Cuando llegué a Auckland y sentí la energía de la ciudad me dí cuenta de que las últimas ciudades grandes por las que había pasado eran Valparaíso y Santiago, en Chile, hacía seis meses, antes de la cruzada del pacífico.

Fue genial porque Nueva Zelanda es genial y ha sido al pasar por las ciudades brillantes, civilizadas, ejemplares y modernas de países bien establecidos como este o Australia, que la energía de las ciudades me absorbió y me hizo entrar en un mar de reflexiones acerca de la evolución de nuestra especie y de mi propio encaje en este patrón tan deliberadamente asentado que son los núcleos de vida humana. Una verdadera relación amor-odio:

Yo pensaba que me había librado de ellas, pero las ciudades tienen a veces algo que te aprieta y te hace entender que son parte de tu vida y de tu generación, y que has de participar de ellas.
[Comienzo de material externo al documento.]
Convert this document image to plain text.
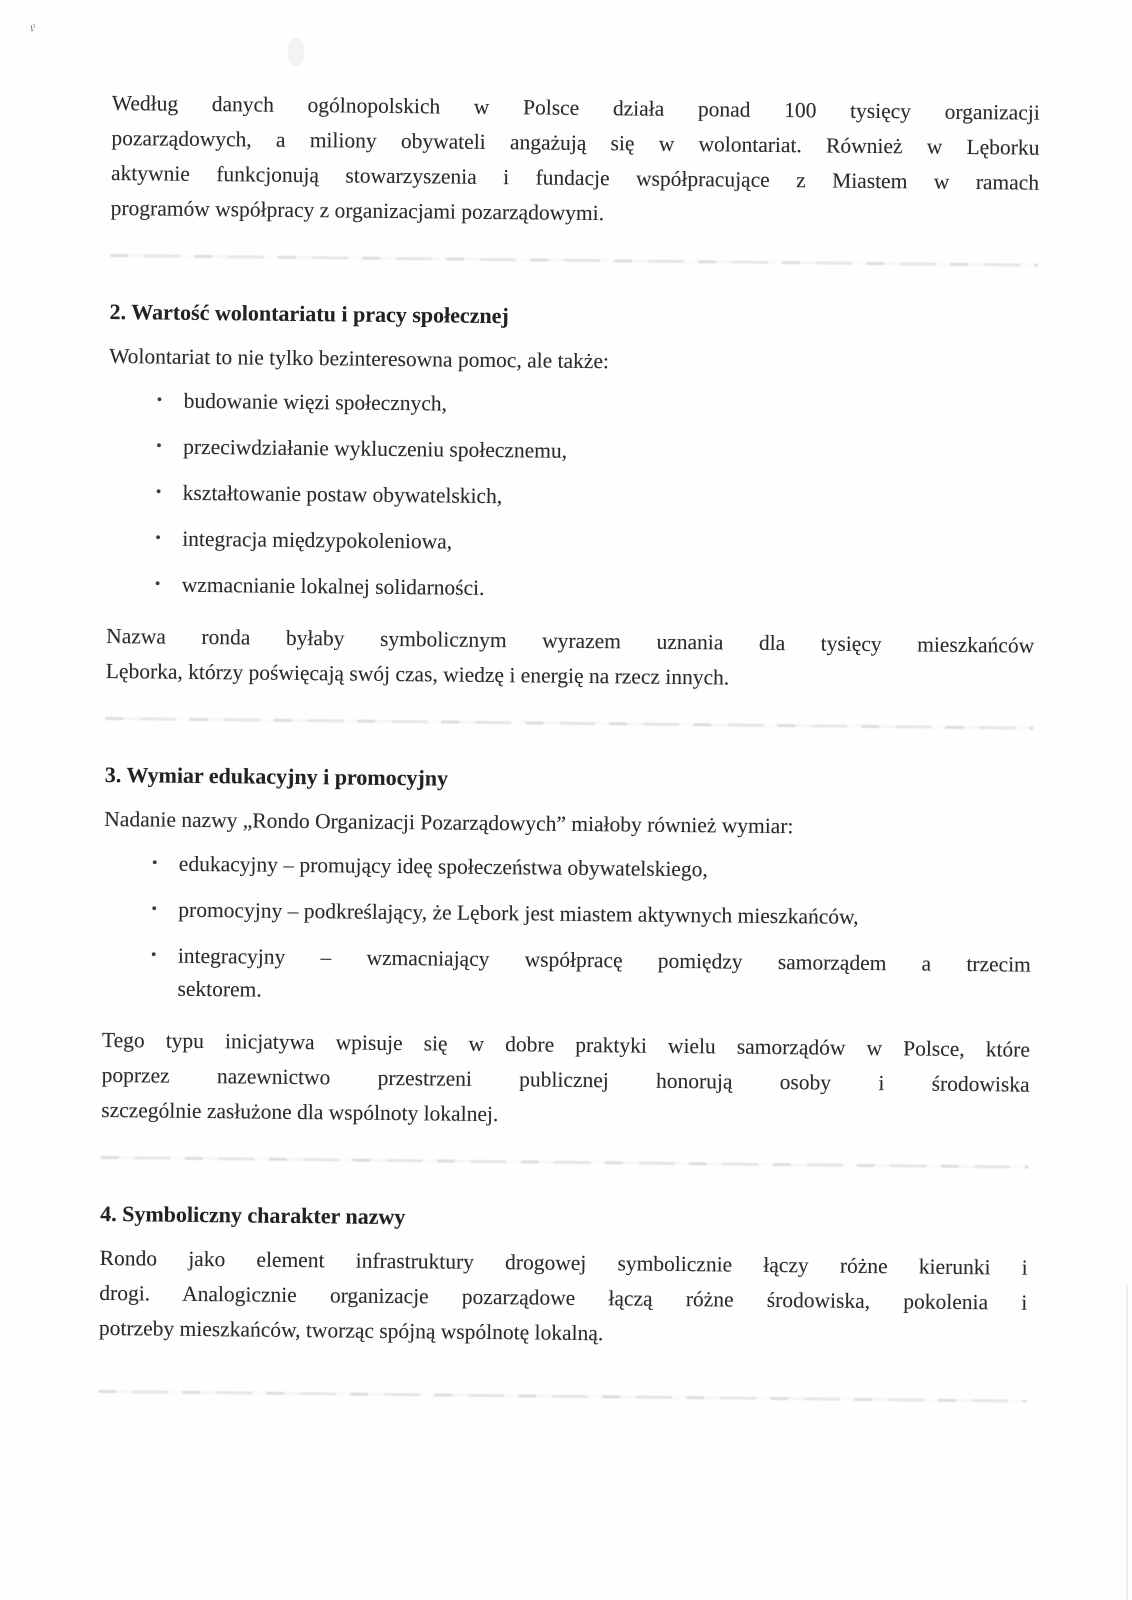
ıᵗ
Według danych ogólnopolskich w Polsce działa ponad 100 tysięcy organizacji
pozarządowych, a miliony obywateli angażują się w wolontariat. Również w Lęborku
aktywnie funkcjonują stowarzyszenia i fundacje współpracujące z Miastem w ramach
programów współpracy z organizacjami pozarządowymi.
2. Wartość wolontariatu i pracy społecznej
Wolontariat to nie tylko bezinteresowna pomoc, ale także:
• budowanie więzi społecznych,
• przeciwdziałanie wykluczeniu społecznemu,
• kształtowanie postaw obywatelskich,
• integracja międzypokoleniowa,
• wzmacnianie lokalnej solidarności.
Nazwa ronda byłaby symbolicznym wyrazem uznania dla tysięcy mieszkańców
Lęborka, którzy poświęcają swój czas, wiedzę i energię na rzecz innych.
3. Wymiar edukacyjny i promocyjny
Nadanie nazwy „Rondo Organizacji Pozarządowych” miałoby również wymiar:
• edukacyjny – promujący ideę społeczeństwa obywatelskiego,
• promocyjny – podkreślający, że Lębork jest miastem aktywnych mieszkańców,
• integracyjny – wzmacniający współpracę pomiędzy samorządem a trzecim
sektorem.
Tego typu inicjatywa wpisuje się w dobre praktyki wielu samorządów w Polsce, które
poprzez nazewnictwo przestrzeni publicznej honorują osoby i środowiska
szczególnie zasłużone dla wspólnoty lokalnej.
4. Symboliczny charakter nazwy
Rondo jako element infrastruktury drogowej symbolicznie łączy różne kierunki i
drogi. Analogicznie organizacje pozarządowe łączą różne środowiska, pokolenia i
potrzeby mieszkańców, tworząc spójną wspólnotę lokalną.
Quizás tengan cosas que necesito, o que me gustan, o de las que soy adicto. He pasado demasiado tiempo en ellas. No voy a vivir en una después de largarme (creo), pero tienen algo que siempre me va a interesar, que no puedo negarme. Aunque creo que el futuro no está en las ciudades, que ese no es el camino, me atraen tal vez porque representan en gran medida una de mis obsesiones: el futuro.